Anzeige

Gespräche zwischen Kassen und Krankenhäusern gescheitert

Patientenschützer vermissen Gesamtkonzept für Pflegepersonal

Eine „Gesamtlösung“ für eine bundesweit einheitliche Personalbemessung in der Pflege fordert die Deutsche Stiftung Patientenschutz. Es gelte, „die Bedürfnisse der Patienten und die Qualität der Pflege in den Mittelpunkt zu stellen“, sagte Vorstand Eugen Brysch am Dienstag in Berlin.

Zuvor war bekanntgeworden, dass die Gespräche zwischen Kassen und Krankenhäusern über eine Ausweitung der Personaluntergrenzen auf neue Pflegebereiche scheiterten. Nun liegt die Entscheidung darüber bei dem von Jens Spahn (CDU) geführten Bundesgesundheitsministerium. Untergrenzen gibt es bereits für die Intensivmedizin, die Geriatrie, die Kardiologie und die Unfallchirurgie. Auch in diesen Fällen musste das Ministerium handeln, weil sich Kassen und Krankenhäuser nicht einigten. In einem zweiten Schritt sollten jetzt Untergrenzen für die Herzchirurgie und Neurologie festgelegt werden.

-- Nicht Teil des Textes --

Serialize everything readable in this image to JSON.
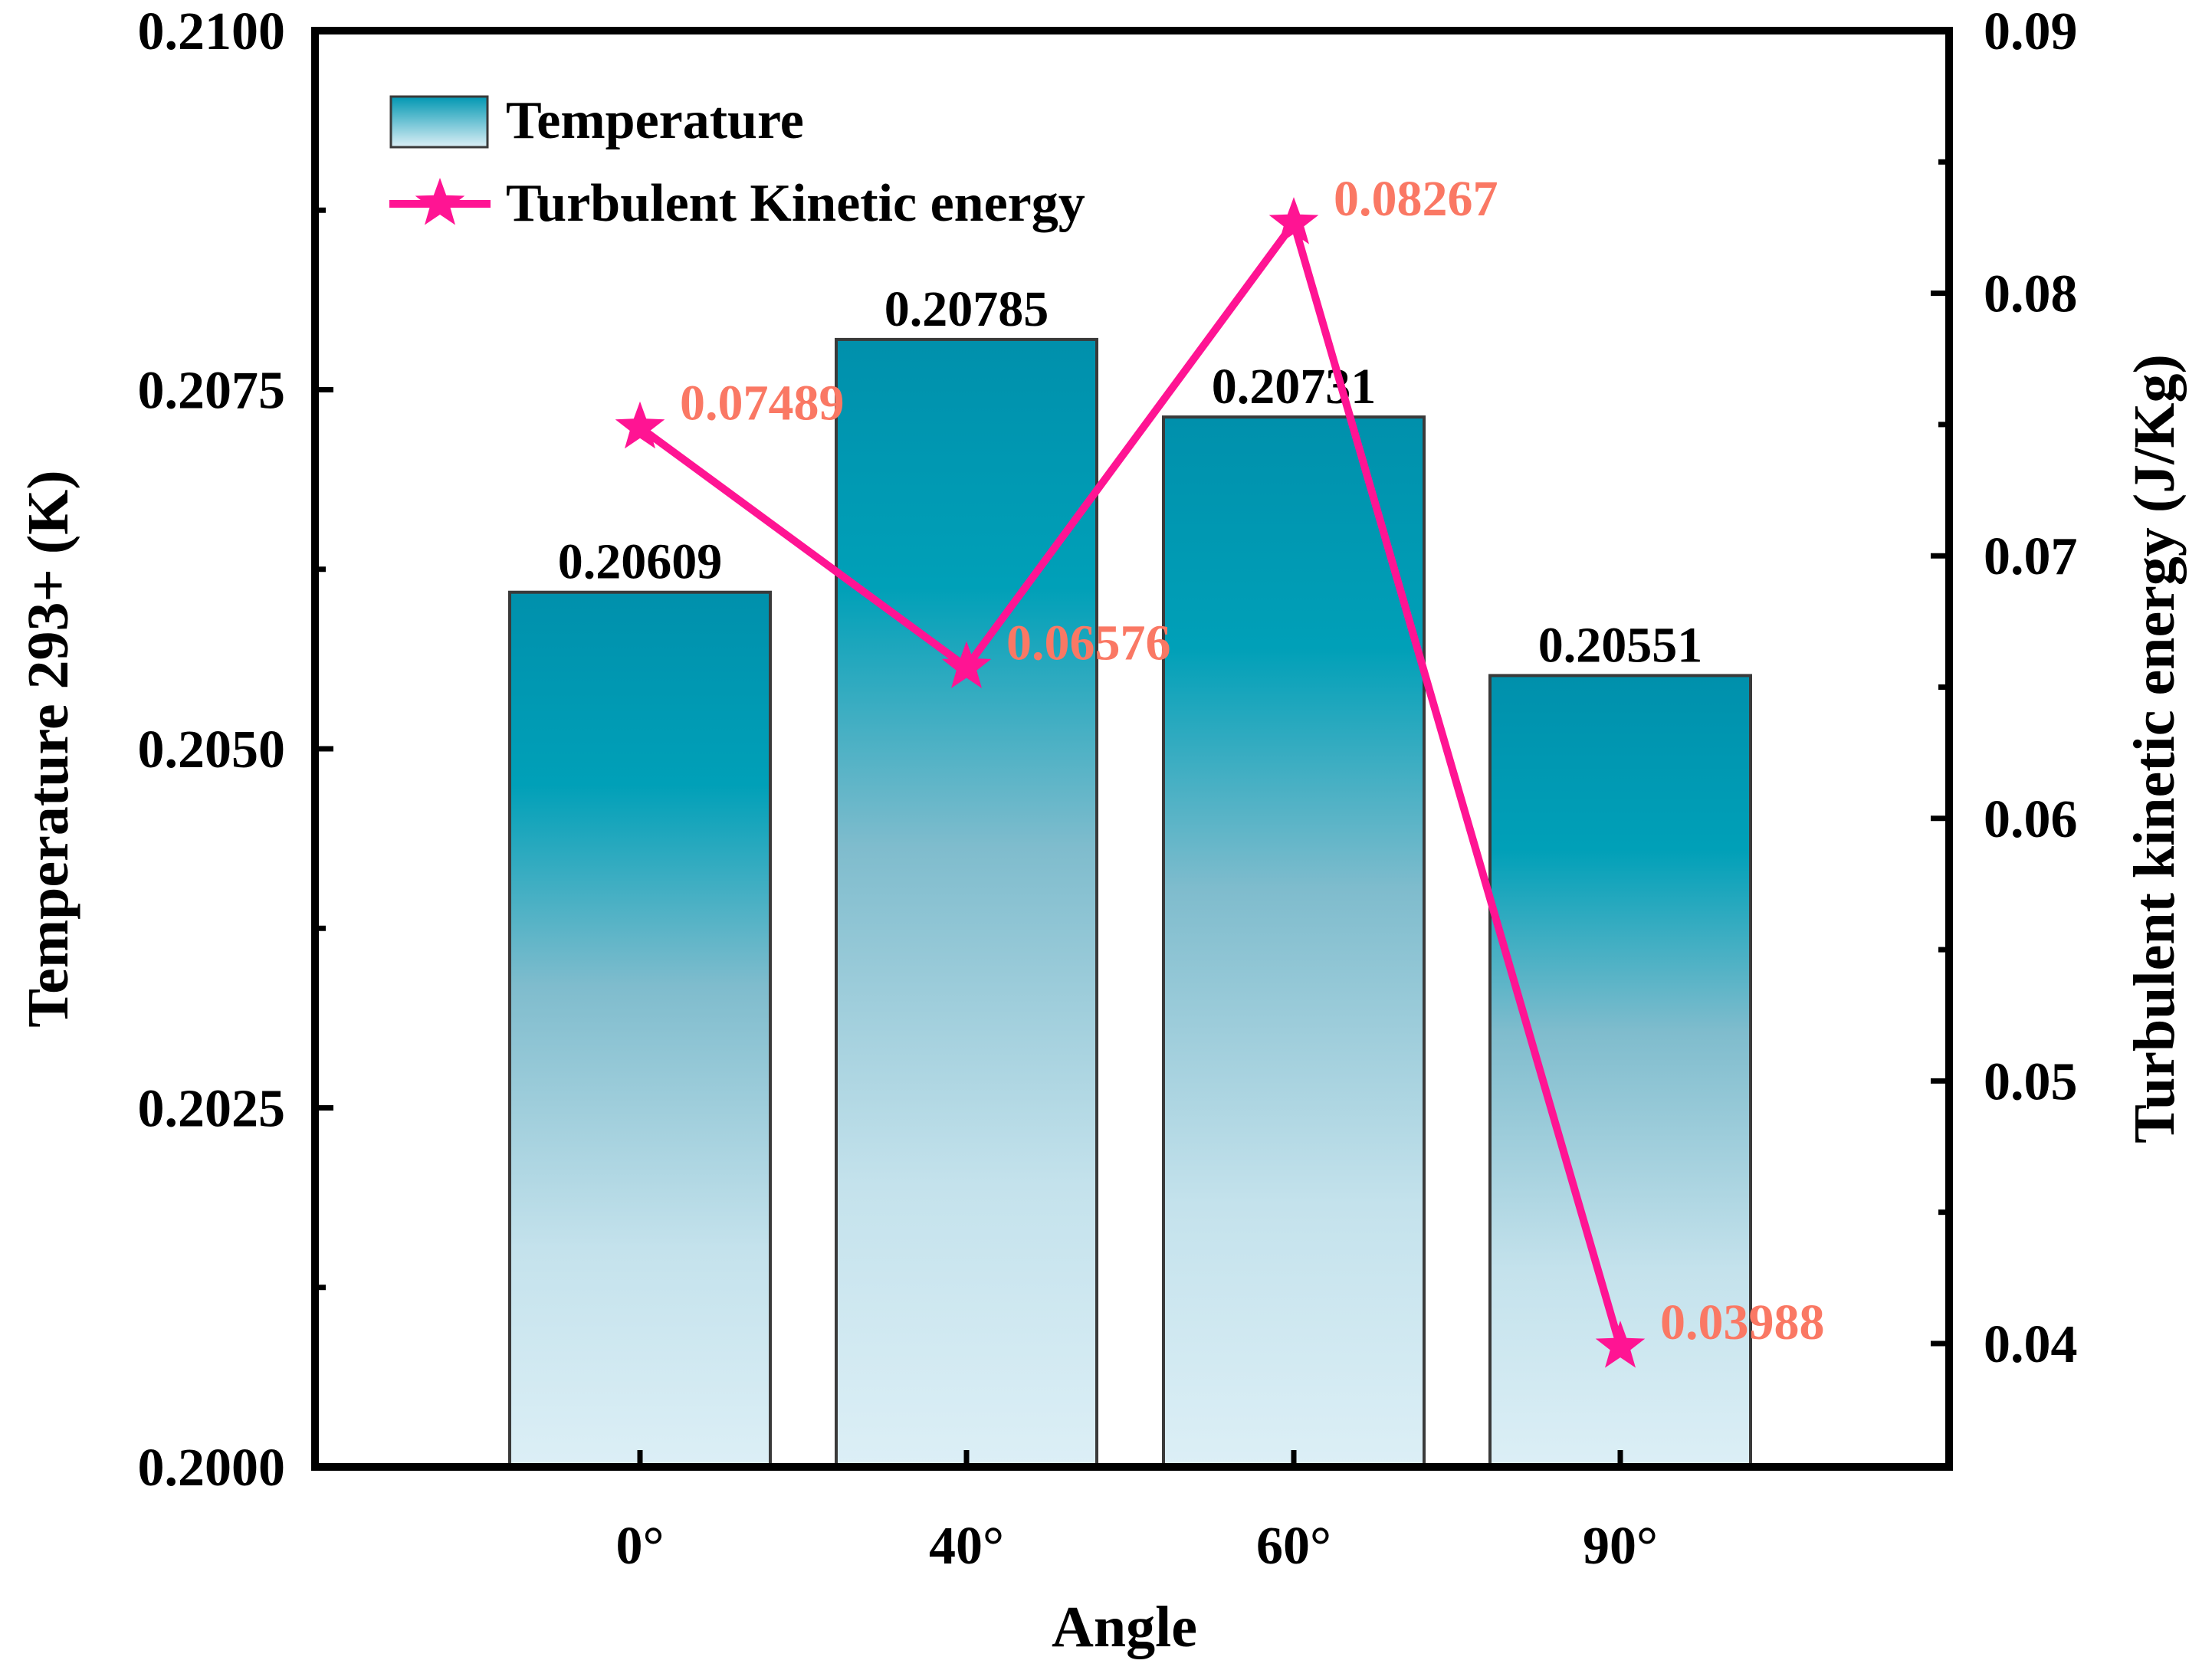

„Die Grabenkämpfe zwischen GKV-Spitzenverband und Krankenhausgesellschaft sind unerträglich“, sagte Patientenschützer Brysch. „Leidtragende sind die Patienten, mit deren Sicherheit gespielt wird.“ Zugleich fügte Brysch hinzu, weitere Personaluntergrenzen in einzelnen Pflegebereichen könnten nur ein Zwischenschritt sein. „Denn sie bleiben ein Flickenteppich.“ Es brauche „endlich eine Gesamtlösung, um gefährliche Pflege überall zu verhindern“.

Scharfe Kritik äußerte auch der Pflegebevollmächtigte der Bundesregierung, Andreas Westerfellhaus. Er sprach von einem „Offenbarungseid der sogenannten Selbstverwaltung unseres Gesundheitswesens“. Ein weiteres Mal müsse das Gesundheitsministerium die Aufgabe übernehmen, eine Patientengefährdung durch zu wenige Pflegekräfte zu verhindern.

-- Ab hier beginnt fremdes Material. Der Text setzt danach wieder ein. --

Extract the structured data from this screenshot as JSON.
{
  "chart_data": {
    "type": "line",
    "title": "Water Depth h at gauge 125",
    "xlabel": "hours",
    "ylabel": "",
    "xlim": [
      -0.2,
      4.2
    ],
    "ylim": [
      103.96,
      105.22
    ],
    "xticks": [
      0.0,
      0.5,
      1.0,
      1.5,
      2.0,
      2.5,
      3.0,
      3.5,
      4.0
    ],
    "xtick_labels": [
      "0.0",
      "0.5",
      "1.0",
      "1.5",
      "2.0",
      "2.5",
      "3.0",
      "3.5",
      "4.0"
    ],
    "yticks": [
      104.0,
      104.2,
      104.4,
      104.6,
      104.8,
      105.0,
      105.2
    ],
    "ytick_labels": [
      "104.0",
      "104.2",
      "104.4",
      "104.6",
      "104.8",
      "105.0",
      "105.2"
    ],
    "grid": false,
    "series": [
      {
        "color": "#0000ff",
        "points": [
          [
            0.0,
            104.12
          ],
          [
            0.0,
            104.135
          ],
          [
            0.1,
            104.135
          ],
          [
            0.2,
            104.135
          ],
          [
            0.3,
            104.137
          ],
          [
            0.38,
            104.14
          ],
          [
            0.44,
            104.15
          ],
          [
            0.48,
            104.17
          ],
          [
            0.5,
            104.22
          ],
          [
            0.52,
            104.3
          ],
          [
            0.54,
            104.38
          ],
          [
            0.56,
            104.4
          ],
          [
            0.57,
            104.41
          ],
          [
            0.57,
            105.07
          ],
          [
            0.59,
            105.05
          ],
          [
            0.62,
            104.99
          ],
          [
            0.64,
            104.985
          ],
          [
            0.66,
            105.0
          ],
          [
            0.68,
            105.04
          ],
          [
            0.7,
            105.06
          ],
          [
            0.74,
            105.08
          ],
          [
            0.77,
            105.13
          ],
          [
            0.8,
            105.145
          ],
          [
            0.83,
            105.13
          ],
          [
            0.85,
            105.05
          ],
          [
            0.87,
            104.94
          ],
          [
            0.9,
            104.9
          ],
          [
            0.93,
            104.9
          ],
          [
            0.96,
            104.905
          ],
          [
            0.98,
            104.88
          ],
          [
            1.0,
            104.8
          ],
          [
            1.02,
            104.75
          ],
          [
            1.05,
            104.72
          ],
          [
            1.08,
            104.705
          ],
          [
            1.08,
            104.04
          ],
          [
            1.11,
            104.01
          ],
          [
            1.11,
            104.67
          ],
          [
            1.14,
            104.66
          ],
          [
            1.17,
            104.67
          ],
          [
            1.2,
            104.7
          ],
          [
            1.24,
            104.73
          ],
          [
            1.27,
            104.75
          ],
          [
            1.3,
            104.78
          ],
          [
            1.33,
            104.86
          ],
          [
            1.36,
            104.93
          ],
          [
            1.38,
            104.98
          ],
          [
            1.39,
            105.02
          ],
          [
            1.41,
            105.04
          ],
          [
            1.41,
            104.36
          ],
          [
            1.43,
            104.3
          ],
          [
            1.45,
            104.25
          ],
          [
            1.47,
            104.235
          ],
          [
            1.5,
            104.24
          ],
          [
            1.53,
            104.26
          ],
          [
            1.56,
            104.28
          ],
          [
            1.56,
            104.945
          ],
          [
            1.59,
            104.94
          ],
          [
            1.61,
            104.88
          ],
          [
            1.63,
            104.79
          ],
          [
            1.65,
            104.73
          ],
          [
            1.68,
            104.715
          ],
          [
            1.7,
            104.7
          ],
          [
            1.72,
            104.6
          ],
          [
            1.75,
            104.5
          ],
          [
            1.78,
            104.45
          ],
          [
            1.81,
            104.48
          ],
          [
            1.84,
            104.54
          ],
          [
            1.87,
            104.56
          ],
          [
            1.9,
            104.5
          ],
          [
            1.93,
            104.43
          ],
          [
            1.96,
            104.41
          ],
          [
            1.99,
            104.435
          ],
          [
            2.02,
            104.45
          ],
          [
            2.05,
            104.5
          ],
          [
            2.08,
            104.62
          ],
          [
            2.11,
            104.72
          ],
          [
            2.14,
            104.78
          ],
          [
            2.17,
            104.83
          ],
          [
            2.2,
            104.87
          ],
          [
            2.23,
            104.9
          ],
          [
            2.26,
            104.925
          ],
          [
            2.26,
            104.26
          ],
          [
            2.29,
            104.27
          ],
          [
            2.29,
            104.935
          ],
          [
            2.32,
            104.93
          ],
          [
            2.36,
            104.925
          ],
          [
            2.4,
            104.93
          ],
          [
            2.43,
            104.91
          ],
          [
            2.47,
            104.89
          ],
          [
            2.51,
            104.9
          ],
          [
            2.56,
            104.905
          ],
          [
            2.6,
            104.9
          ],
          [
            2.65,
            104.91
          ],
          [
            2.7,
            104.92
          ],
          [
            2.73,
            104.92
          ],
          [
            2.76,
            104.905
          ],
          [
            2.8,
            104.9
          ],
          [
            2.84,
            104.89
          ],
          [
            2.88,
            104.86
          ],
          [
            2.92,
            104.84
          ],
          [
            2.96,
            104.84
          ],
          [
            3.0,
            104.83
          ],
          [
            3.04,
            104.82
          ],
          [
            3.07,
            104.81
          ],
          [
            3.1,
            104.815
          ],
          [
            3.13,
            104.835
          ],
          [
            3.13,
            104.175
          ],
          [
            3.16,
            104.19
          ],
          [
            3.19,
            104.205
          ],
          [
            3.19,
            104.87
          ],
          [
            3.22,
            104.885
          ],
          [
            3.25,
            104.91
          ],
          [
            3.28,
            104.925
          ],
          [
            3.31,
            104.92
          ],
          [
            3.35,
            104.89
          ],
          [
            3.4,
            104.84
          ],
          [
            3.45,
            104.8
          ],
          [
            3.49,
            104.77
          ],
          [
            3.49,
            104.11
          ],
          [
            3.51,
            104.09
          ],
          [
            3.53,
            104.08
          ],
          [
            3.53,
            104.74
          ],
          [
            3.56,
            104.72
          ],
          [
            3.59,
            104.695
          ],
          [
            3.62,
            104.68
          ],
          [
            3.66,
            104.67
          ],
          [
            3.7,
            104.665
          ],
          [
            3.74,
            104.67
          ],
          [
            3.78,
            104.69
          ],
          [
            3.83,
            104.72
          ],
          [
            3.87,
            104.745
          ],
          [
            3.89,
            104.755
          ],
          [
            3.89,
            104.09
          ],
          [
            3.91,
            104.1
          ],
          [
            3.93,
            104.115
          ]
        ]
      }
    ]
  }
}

Der GKV-Spitzenverband der Krankenkassen und die Deutsche Krankenhausgesellschaft (DKG) schieben sich unterdessen gegenseitig die Schuld zu. „Wir bedauern außerordentlich, dass es nicht zu einer Vereinbarung gekommen ist, denn Pflegepersonaluntergrenzen dienen dem Patientenschutz. Der sollte auch in der DKG nicht als nachrangig angesehen werden“, erklärte der GKV-Spitzenverband. Eine Vereinbarung sei „an der sturen Haltung des GKV-Spitzenverbandes“ gescheitert, für die Intensivmedizin und für die Betreuung von Schlaganfallpatienten sachgerechte Lösungen zu finden, kritisierte ihrerseits die Krankenhausgesellschaft.